Genuss und Ruhm gehen nicht zusammen. Man hat ja auch beim Schreiben nichts davon.

profil: Sie zählen zu Deutschlands berühmtesten Schriftstellern. Können Sie Ihren Ruhm genießen? Walser: Wie genießt man Ruhm? Bei einem erstklassigen Bordeaux Château Margaux, Jahrgang 1978, habe ich ein sofortiges Genusserlebnis. Genuss und Ruhm gehen nicht zusammen. Man hat ja auch beim Schreiben nichts davon. Es war mir auch immer ein bisschen peinlich, wenn ich beim Zugfahren erkannt wurde. Wenn mir jetzt jemand aus dem Zug hilft, dann nur deshalb, weil ich alt und gebrechlich geworden bin, nicht weil man mich kennt. Natürlich habe ich nichts dagegen, bekannt zu sein. Das wäre ja auch lächerlich.

profil: Hilft Bekanntheit innerhalb des Literaturbetriebs? Walser: Berühmtheit ist oft ein zweifelhafter Vorteil. Ich durfte feststellen, dass es gelegentlich vorkam, dass Kritikerinnen und Kritiker von minderer Bekanntheit sich an mir gütlich taten. Ich merkte, es tut ihnen richtig gut, mich fertigzumachen.

profil: Elke Heidenreich sprach von "ekelhafter Altmännerliteratur“. Walser: Heidenreich hat sich auch an mir ausformuliert. Nach drei meiner Bücher, in denen deutlich ältere Männer junge Frauen verehrten, erschien 2008 "Ein liebender Mann“. Goethe ist darin 72, seine Geliebte Ulrike 19. Damals kamen keine Vorwürfe. Goethe darf offenbar altmännergeil sein.

profil: Sie wurden von einem Kritiker ihrer hohen Romanproduktion wegen der VW unter Deutschlands Autoren genannt. Walser: Das sind sehr gute Autos. Der versteht nichts davon. Wenn er wenigstens gesagt hätte: der Opel unter den Literaten. Da wäre mir die Firma nicht so nah.

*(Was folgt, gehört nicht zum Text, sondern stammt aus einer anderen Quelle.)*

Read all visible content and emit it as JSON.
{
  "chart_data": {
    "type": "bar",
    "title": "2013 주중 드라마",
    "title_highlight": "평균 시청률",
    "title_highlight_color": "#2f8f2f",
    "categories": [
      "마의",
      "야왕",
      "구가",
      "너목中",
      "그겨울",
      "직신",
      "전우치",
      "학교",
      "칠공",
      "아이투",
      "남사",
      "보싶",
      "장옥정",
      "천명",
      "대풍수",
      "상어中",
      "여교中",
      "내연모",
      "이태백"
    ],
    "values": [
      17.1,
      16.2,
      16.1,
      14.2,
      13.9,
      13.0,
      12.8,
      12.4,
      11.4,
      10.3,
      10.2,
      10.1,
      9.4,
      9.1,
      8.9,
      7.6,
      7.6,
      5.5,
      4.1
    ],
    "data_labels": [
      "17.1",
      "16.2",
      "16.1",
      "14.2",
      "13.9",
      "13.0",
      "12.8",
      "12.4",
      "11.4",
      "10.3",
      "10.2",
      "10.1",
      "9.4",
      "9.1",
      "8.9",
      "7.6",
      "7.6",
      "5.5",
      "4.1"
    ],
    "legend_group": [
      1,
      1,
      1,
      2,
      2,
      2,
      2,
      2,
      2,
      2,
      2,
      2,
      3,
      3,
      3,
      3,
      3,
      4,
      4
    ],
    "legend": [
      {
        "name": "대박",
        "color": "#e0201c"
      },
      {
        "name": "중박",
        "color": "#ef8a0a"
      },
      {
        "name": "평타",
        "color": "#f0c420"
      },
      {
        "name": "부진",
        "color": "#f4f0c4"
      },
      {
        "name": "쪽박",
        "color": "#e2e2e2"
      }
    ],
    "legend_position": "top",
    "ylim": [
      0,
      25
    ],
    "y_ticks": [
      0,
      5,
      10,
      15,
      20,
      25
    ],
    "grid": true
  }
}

profil: Wie erklären Sie Ihre enorme Produktivität? Walser: Ich bin nicht rechtzeitig gestorben. Den Roman "Das dreizehnte Kapitel“ schrieb ich mit 85. Wenn ich ihn früher hätte schreiben können, hätte ich es getan. Das Buch ist ein reiner Sprachliebesroman, in einer Zeit, in der ständig neue Sensationen vom Geschlechtsverkehr publiziert wurden.

profil: "Das dreizehnte Kapitel“ erhielt 2012 hymnische Kritiken. Walser: Dazu gesellen sich die überbordend positiven Reaktionen der Leser. Ich will nicht sagen, dass ich es ohne sie nicht geschafft hätte. Es ist aber auch nur ein bisschen übertrieben, wenn man formuliert, diese Anteilnahme verschafft einem die Illusion, in einer Gemeinschaft zu leben. Du bist nicht allein! Du kannst schreiben, was du willst und kannst. Leser schreiben über meine Bücher - und schreiben im Grunde über sich selbst. Das ist das Höchste: zu erleben, wie jemand von sich schreibt, was er ohne ein Buch so nie getan hätte. Einsamkeit wird da zum Fremdwort.

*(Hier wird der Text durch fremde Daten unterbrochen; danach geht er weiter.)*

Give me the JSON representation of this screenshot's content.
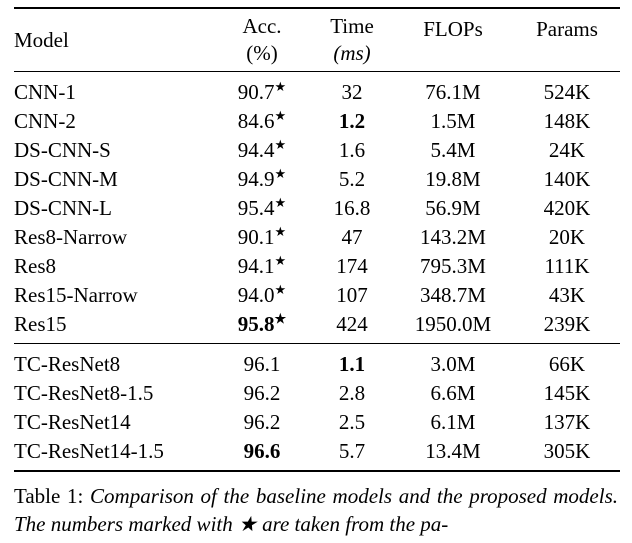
{
  "star_symbol": "★",
  "header": {
    "model": "Model",
    "acc_line1": "Acc.",
    "acc_line2": "(%)",
    "time_line1": "Time",
    "time_line2": "(ms)",
    "flops": "FLOPs",
    "params": "Params"
  },
  "baseline_rows": [
    {
      "model": "CNN-1",
      "acc": "90.7",
      "star": true,
      "acc_bold": false,
      "time": "32",
      "time_bold": false,
      "flops": "76.1M",
      "params": "524K"
    },
    {
      "model": "CNN-2",
      "acc": "84.6",
      "star": true,
      "acc_bold": false,
      "time": "1.2",
      "time_bold": true,
      "flops": "1.5M",
      "params": "148K"
    },
    {
      "model": "DS-CNN-S",
      "acc": "94.4",
      "star": true,
      "acc_bold": false,
      "time": "1.6",
      "time_bold": false,
      "flops": "5.4M",
      "params": "24K"
    },
    {
      "model": "DS-CNN-M",
      "acc": "94.9",
      "star": true,
      "acc_bold": false,
      "time": "5.2",
      "time_bold": false,
      "flops": "19.8M",
      "params": "140K"
    },
    {
      "model": "DS-CNN-L",
      "acc": "95.4",
      "star": true,
      "acc_bold": false,
      "time": "16.8",
      "time_bold": false,
      "flops": "56.9M",
      "params": "420K"
    },
    {
      "model": "Res8-Narrow",
      "acc": "90.1",
      "star": true,
      "acc_bold": false,
      "time": "47",
      "time_bold": false,
      "flops": "143.2M",
      "params": "20K"
    },
    {
      "model": "Res8",
      "acc": "94.1",
      "star": true,
      "acc_bold": false,
      "time": "174",
      "time_bold": false,
      "flops": "795.3M",
      "params": "111K"
    },
    {
      "model": "Res15-Narrow",
      "acc": "94.0",
      "star": true,
      "acc_bold": false,
      "time": "107",
      "time_bold": false,
      "flops": "348.7M",
      "params": "43K"
    },
    {
      "model": "Res15",
      "acc": "95.8",
      "star": true,
      "acc_bold": true,
      "time": "424",
      "time_bold": false,
      "flops": "1950.0M",
      "params": "239K"
    }
  ],
  "proposed_rows": [
    {
      "model": "TC-ResNet8",
      "acc": "96.1",
      "star": false,
      "acc_bold": false,
      "time": "1.1",
      "time_bold": true,
      "flops": "3.0M",
      "params": "66K"
    },
    {
      "model": "TC-ResNet8-1.5",
      "acc": "96.2",
      "star": false,
      "acc_bold": false,
      "time": "2.8",
      "time_bold": false,
      "flops": "6.6M",
      "params": "145K"
    },
    {
      "model": "TC-ResNet14",
      "acc": "96.2",
      "star": false,
      "acc_bold": false,
      "time": "2.5",
      "time_bold": false,
      "flops": "6.1M",
      "params": "137K"
    },
    {
      "model": "TC-ResNet14-1.5",
      "acc": "96.6",
      "star": false,
      "acc_bold": true,
      "time": "5.7",
      "time_bold": false,
      "flops": "13.4M",
      "params": "305K"
    }
  ],
  "caption": {
    "label": "Table 1:",
    "text": "Comparison of the baseline models and the proposed models.  The numbers marked with ★ are taken from the pa-"
  }
}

profil: Ihre jüngste Publikation "Ewig aktuell“ versammelt Aufsätze, Äußerungen und Reden aus mehr als einem halben Jahrhundert. Wenn Sie auf Ihre politischen Aktivitäten, den Streit, die mitunter langjährigen Debatten zurückblicken - wie denken Sie heute darüber? Walser: In den 1960er-Jahren war ich gegen die Amerikaner in Vietnam. Auf dem Münchner Marienplatz hielt ich Reden gegen diesen Dreckskrieg. In Deutschland gab es damals den stehenden Ausdruck, man müsse sich auf dem "Boden des Grundgesetzes“ bewegen. Wenn man dort aber, wie ich anscheinend, nicht auffindbar war, wurde man über Nacht zum Kommunisten. In den 1970er-Jahren stellte ich mich gegen die deutsche Teilung. Sofort wurde ich zum Nationalisten gestempelt. Die öffentliche Rangiermethode schiebt dich von da nach dort. "Ewig aktuell“ ist eine politische Biografie, wie man sie besser nicht haben kann.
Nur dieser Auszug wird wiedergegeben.